猫にばかり気を取られていた少年は、ぽんと肩を叩かれて飛び上がる。
「わっ……!」
「何してるの、英二」
「び、びっくりしたあ、大石かあ」
 猫以上に丸くなった目が、にこりと笑う。
「大石、今日用事出来て帰ったんじゃなかったの?」
「早く済んじゃった。サカナ見ようと思ったら英二いるし」
「あははー。ちょっと見たら帰ろうと思ったんだけど、あそこで仔猫の抱っこしてたからさ」
「早く帰らないと家の人心配するんじゃない?」
「んー……大石は?」
「俺は」
 相手が何をどう望んでいるかなど、とてもたやすく察せられたのでもちろんその望みのままに答えてやる。
「今から帰っても晩ご飯間に合わないしね。家に電話入れて、軽く食べて帰ろうかとか思ってた」
「あ! 俺も!」
 英二の顔がぱっと明るくなる。テニスバッグと学生鞄を持っているのでなければ、頭を撫でてやりたくなる。
「俺も一緒にいっていい?」
「いいけど、ちゃんと家に連絡しろよ」
「うん」
 がさごそとポケットを探って引っ張りだしたのは、長兄にねだり倒して買ってもらったというワインレッドの最新式携帯だ。

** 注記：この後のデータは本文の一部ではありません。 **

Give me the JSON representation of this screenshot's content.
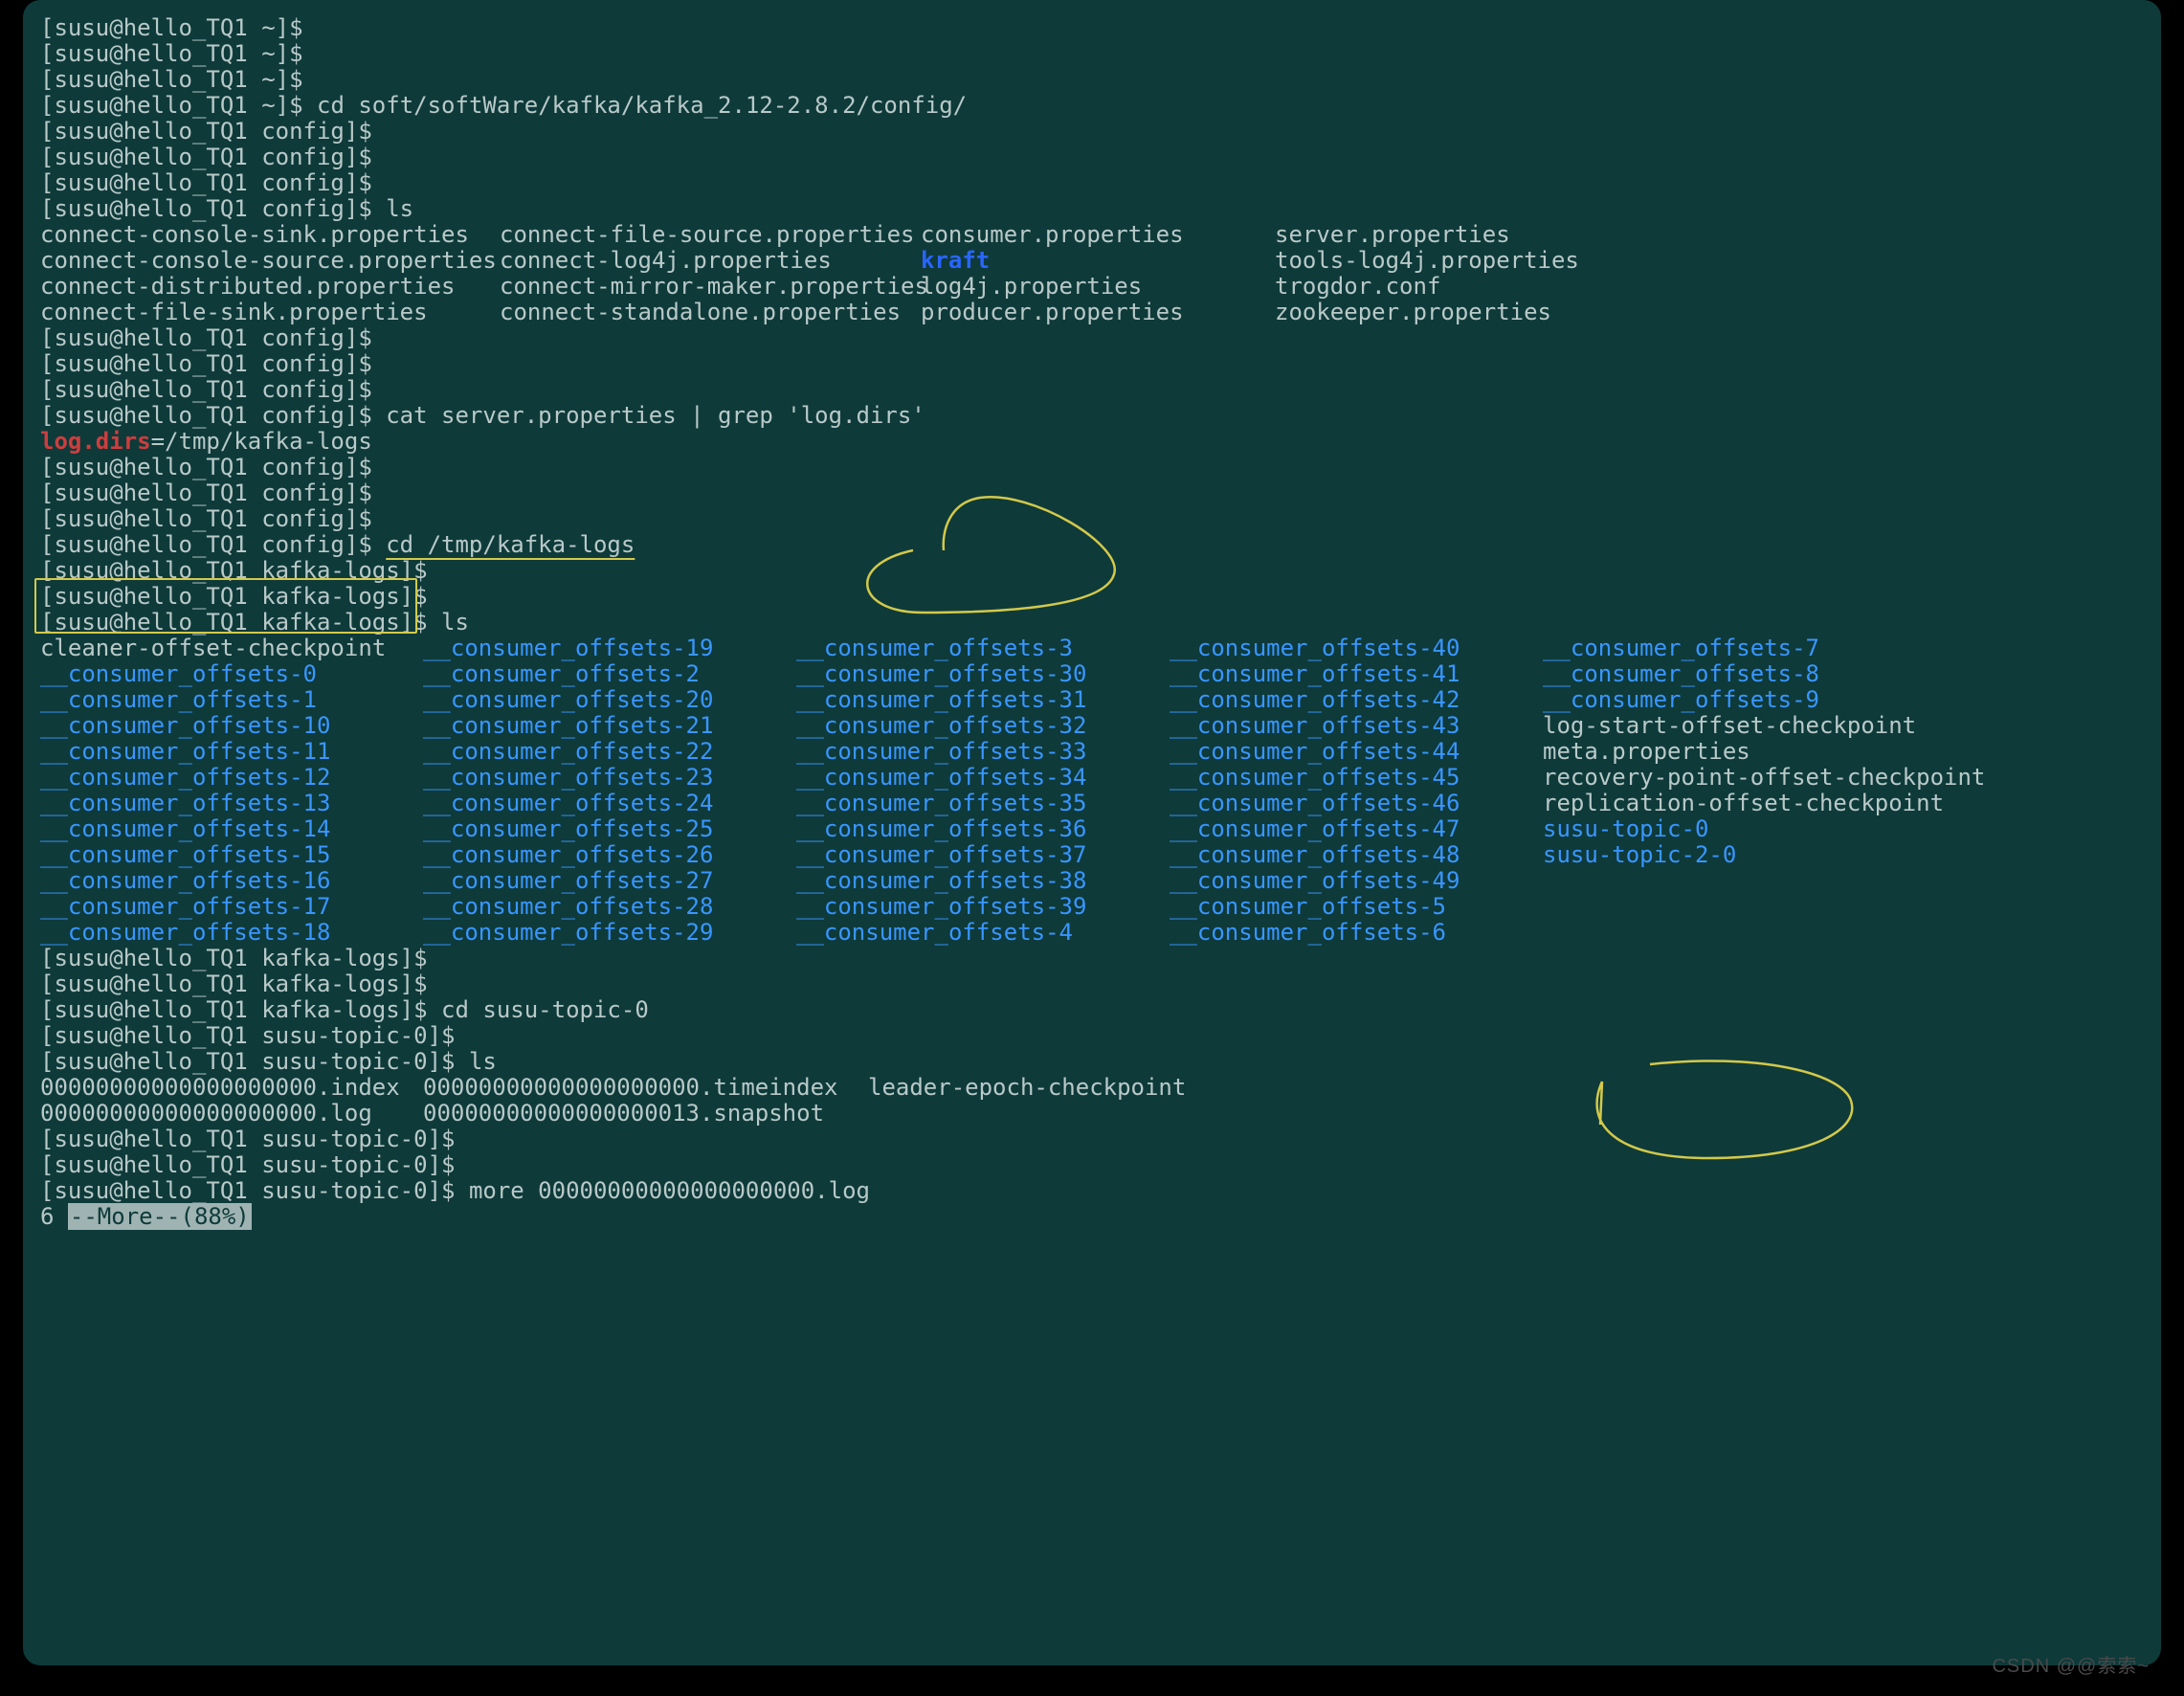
{
  "watermark": "CSDN @@索索~",
  "user": "susu",
  "host": "hello_TQ1",
  "paths": {
    "home": "~",
    "config": "config",
    "kafkalogs": "kafka-logs",
    "topic": "susu-topic-0"
  },
  "commands": {
    "cd_config": "cd soft/softWare/kafka/kafka_2.12-2.8.2/config/",
    "ls": "ls",
    "grep": "cat server.properties | grep 'log.dirs'",
    "grep_match": "log.dirs",
    "grep_rest": "=/tmp/kafka-logs",
    "cd_logs": "cd /tmp/kafka-logs",
    "cd_topic": "cd susu-topic-0",
    "more": "more 00000000000000000000.log"
  },
  "config_rows": [
    [
      "connect-console-sink.properties",
      "connect-file-source.properties",
      "consumer.properties",
      "server.properties"
    ],
    [
      "connect-console-source.properties",
      "connect-log4j.properties",
      "kraft",
      "tools-log4j.properties"
    ],
    [
      "connect-distributed.properties",
      "connect-mirror-maker.properties",
      "log4j.properties",
      "trogdor.conf"
    ],
    [
      "connect-file-sink.properties",
      "connect-standalone.properties",
      "producer.properties",
      "zookeeper.properties"
    ]
  ],
  "config_row_dir_index": {
    "1": 2
  },
  "logs_rows": [
    [
      "cleaner-offset-checkpoint",
      "__consumer_offsets-19",
      "__consumer_offsets-3",
      "__consumer_offsets-40",
      "__consumer_offsets-7"
    ],
    [
      "__consumer_offsets-0",
      "__consumer_offsets-2",
      "__consumer_offsets-30",
      "__consumer_offsets-41",
      "__consumer_offsets-8"
    ],
    [
      "__consumer_offsets-1",
      "__consumer_offsets-20",
      "__consumer_offsets-31",
      "__consumer_offsets-42",
      "__consumer_offsets-9"
    ],
    [
      "__consumer_offsets-10",
      "__consumer_offsets-21",
      "__consumer_offsets-32",
      "__consumer_offsets-43",
      "log-start-offset-checkpoint"
    ],
    [
      "__consumer_offsets-11",
      "__consumer_offsets-22",
      "__consumer_offsets-33",
      "__consumer_offsets-44",
      "meta.properties"
    ],
    [
      "__consumer_offsets-12",
      "__consumer_offsets-23",
      "__consumer_offsets-34",
      "__consumer_offsets-45",
      "recovery-point-offset-checkpoint"
    ],
    [
      "__consumer_offsets-13",
      "__consumer_offsets-24",
      "__consumer_offsets-35",
      "__consumer_offsets-46",
      "replication-offset-checkpoint"
    ],
    [
      "__consumer_offsets-14",
      "__consumer_offsets-25",
      "__consumer_offsets-36",
      "__consumer_offsets-47",
      "susu-topic-0"
    ],
    [
      "__consumer_offsets-15",
      "__consumer_offsets-26",
      "__consumer_offsets-37",
      "__consumer_offsets-48",
      "susu-topic-2-0"
    ],
    [
      "__consumer_offsets-16",
      "__consumer_offsets-27",
      "__consumer_offsets-38",
      "__consumer_offsets-49",
      ""
    ],
    [
      "__consumer_offsets-17",
      "__consumer_offsets-28",
      "__consumer_offsets-39",
      "__consumer_offsets-5",
      ""
    ],
    [
      "__consumer_offsets-18",
      "__consumer_offsets-29",
      "__consumer_offsets-4",
      "__consumer_offsets-6",
      ""
    ]
  ],
  "logs_nondir_cells": [
    [
      0,
      0
    ],
    [
      3,
      4
    ],
    [
      4,
      4
    ],
    [
      5,
      4
    ],
    [
      6,
      4
    ]
  ],
  "topic_rows": [
    [
      "00000000000000000000.index",
      "00000000000000000000.timeindex",
      "leader-epoch-checkpoint"
    ],
    [
      "00000000000000000000.log",
      "00000000000000000013.snapshot",
      ""
    ]
  ],
  "more_output": {
    "col0": "6 ",
    "tag": "--More--(88%)"
  }
}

 英二が連絡を終えるのを待って、大石はにっこりと彼に笑ってみせる。
「よし。じゃあ今日は俺が奢るよ」
「……え? いいの?」
「用事手伝ったらお小遣いもらったんだよ。あんまり豪勢なものは無理だけどファミレスくらいだったら」
「わー、やりー! 行く行く!」
 ガラスの向こうの仔猫にばいばいと手を振って、英二は大石の後を追ってペットショップを出た。
 嬉しそうによってくる英二は、くん、と鼻を鳴らすと傍らの大石を見上げる。
「大石」
「ん?」
「お風呂入ったの? 石鹸の匂いする」
「ああ。ちょっと汗かいたからね」
「そんなに大変なお手伝いだった?」
「たいしたことないよ。ちょっとばたばたしたぐらいで」
「肉体労働系?」
 無邪気に聞いてくる英二の表情はよく動く。
 本当に可愛いと思いながら大石は、まあそんなところと笑って答えた。